La télésanté/télémédecine par vidéoconférence

La télésanté connaît un formidable essor depuis plus de 5 ans, mais la pandémie fait que la demande explose. La télésanté est un outil important qui aide à réduire l’exposition au coronavirus des professionnels de santé et des patients. La pratique de télésanté exige une approche de sécurité mobile en plusieurs couches, avec des protocoles d’accès à distance sécurisés, des contrôles d’accès, etc.

La santé mobile ou mhealth

L’introduction d’appareils mobiles et d’applications dans les pratiques de santé joue un rôle de plus en plus important depuis 5 ans. On utilise des appareils mobiles, des smartphones et objets connectés, aux fins de diagnostic, d’information, de repérage des symptômes et de suivi médical notamment. Ces appareils capturent les données de santé du patient (envoi d’alertes/rappel de traitement ou de régime de santé) qu’il conserve et/ou qu’il peut partager avec un système de santé centralisé afin de guider la prise de décision individuelle ou collective. Ces outils peuvent aussi aider les prestataires de soins, les collectivités et les administrations à mieux comprendre où sont localisées les épidémies pour prendre des décisions plus éclairées et mieux communiquer en matière de santé publique.

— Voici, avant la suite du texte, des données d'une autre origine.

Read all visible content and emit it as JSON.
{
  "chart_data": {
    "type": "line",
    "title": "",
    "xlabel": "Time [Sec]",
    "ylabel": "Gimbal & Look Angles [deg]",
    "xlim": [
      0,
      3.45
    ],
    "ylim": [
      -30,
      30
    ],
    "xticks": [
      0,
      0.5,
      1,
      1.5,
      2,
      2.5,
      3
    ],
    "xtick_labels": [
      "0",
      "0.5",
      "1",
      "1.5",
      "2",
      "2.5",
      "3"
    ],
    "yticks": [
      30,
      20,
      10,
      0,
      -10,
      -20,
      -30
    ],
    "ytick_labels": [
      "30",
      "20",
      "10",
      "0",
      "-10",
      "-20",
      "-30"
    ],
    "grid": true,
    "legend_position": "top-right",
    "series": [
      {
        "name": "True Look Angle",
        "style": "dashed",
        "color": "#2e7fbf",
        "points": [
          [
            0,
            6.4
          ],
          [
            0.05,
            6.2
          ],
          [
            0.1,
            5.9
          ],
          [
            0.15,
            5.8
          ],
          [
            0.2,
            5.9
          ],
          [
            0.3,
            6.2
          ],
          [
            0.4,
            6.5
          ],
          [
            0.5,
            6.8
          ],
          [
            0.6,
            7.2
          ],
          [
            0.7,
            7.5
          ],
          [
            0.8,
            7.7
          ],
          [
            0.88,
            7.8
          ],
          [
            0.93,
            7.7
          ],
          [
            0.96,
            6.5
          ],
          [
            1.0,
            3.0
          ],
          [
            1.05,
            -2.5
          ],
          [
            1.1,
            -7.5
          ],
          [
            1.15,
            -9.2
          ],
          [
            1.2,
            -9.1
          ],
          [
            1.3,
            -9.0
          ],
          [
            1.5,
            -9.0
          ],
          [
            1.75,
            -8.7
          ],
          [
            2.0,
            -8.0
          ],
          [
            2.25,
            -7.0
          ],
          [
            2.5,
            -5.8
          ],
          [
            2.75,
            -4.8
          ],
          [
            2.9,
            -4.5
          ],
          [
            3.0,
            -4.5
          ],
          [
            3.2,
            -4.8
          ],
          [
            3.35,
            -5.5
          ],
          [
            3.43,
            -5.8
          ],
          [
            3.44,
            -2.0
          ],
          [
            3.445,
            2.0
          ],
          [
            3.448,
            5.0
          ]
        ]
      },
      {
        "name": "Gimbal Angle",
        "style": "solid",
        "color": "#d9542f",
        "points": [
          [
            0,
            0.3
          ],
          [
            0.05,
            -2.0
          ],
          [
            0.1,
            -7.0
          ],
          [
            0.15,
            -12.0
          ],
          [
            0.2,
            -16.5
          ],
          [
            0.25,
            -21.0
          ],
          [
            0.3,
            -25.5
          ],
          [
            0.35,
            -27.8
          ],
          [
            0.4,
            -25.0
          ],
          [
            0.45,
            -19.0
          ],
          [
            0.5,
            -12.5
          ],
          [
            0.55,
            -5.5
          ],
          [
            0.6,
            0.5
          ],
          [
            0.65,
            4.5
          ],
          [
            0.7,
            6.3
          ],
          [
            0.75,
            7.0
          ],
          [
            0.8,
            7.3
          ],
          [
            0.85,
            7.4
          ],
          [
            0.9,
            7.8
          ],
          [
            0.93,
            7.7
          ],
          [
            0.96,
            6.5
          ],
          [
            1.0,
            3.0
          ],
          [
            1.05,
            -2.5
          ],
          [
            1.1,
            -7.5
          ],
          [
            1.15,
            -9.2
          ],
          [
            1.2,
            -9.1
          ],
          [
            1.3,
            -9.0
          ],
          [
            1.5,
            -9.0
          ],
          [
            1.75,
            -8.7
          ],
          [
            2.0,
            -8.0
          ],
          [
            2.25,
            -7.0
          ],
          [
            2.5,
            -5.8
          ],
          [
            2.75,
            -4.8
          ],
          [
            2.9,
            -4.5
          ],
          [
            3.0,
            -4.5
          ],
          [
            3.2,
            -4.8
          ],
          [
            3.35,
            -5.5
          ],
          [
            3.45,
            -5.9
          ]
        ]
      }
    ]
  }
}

Voici quelques utilisations de mhealth en réponse à la pandémie de COVID-19 :

  • Soignants en première ligne utilisent des objets connectés mHealth pour suivre à distance l’évolution des symptômes de COVID-19 ;
  • Crowd-sourcing des données d’utilisateurs d’objets connectés pour comprendre les comportements favorisant la propagation du virus et autres effets sur la santé ;
  • Evaluation individuelle de son état de santé pour savoir s’il faut ou non se faire soigner
  • Surveillance des effets cardiaques sur les patients atteints de coronavirus recevant des traitements expérimentaux via des montres connectées pour comprendre les effets secondaires.

​Toutefois, comme n’importe quel terminal, les appareils mhealth doivent être soigneusement gérés. Il y a parfois sur ces appareils des identifiants par défaut qui pourraient être exploités. Certains n’ont pas la puissance de calcul nécessaire pour faire tourner des solutions de sécurité traditionnelles, comme des antivirus. Or ils stockent des données sensibles, qu’il faut impérativement protéger par des contrôles de sécurité, des accès privilégiés et un chiffrement robuste. Dans tous les cas, ces appareils doivent absolument être renforcés.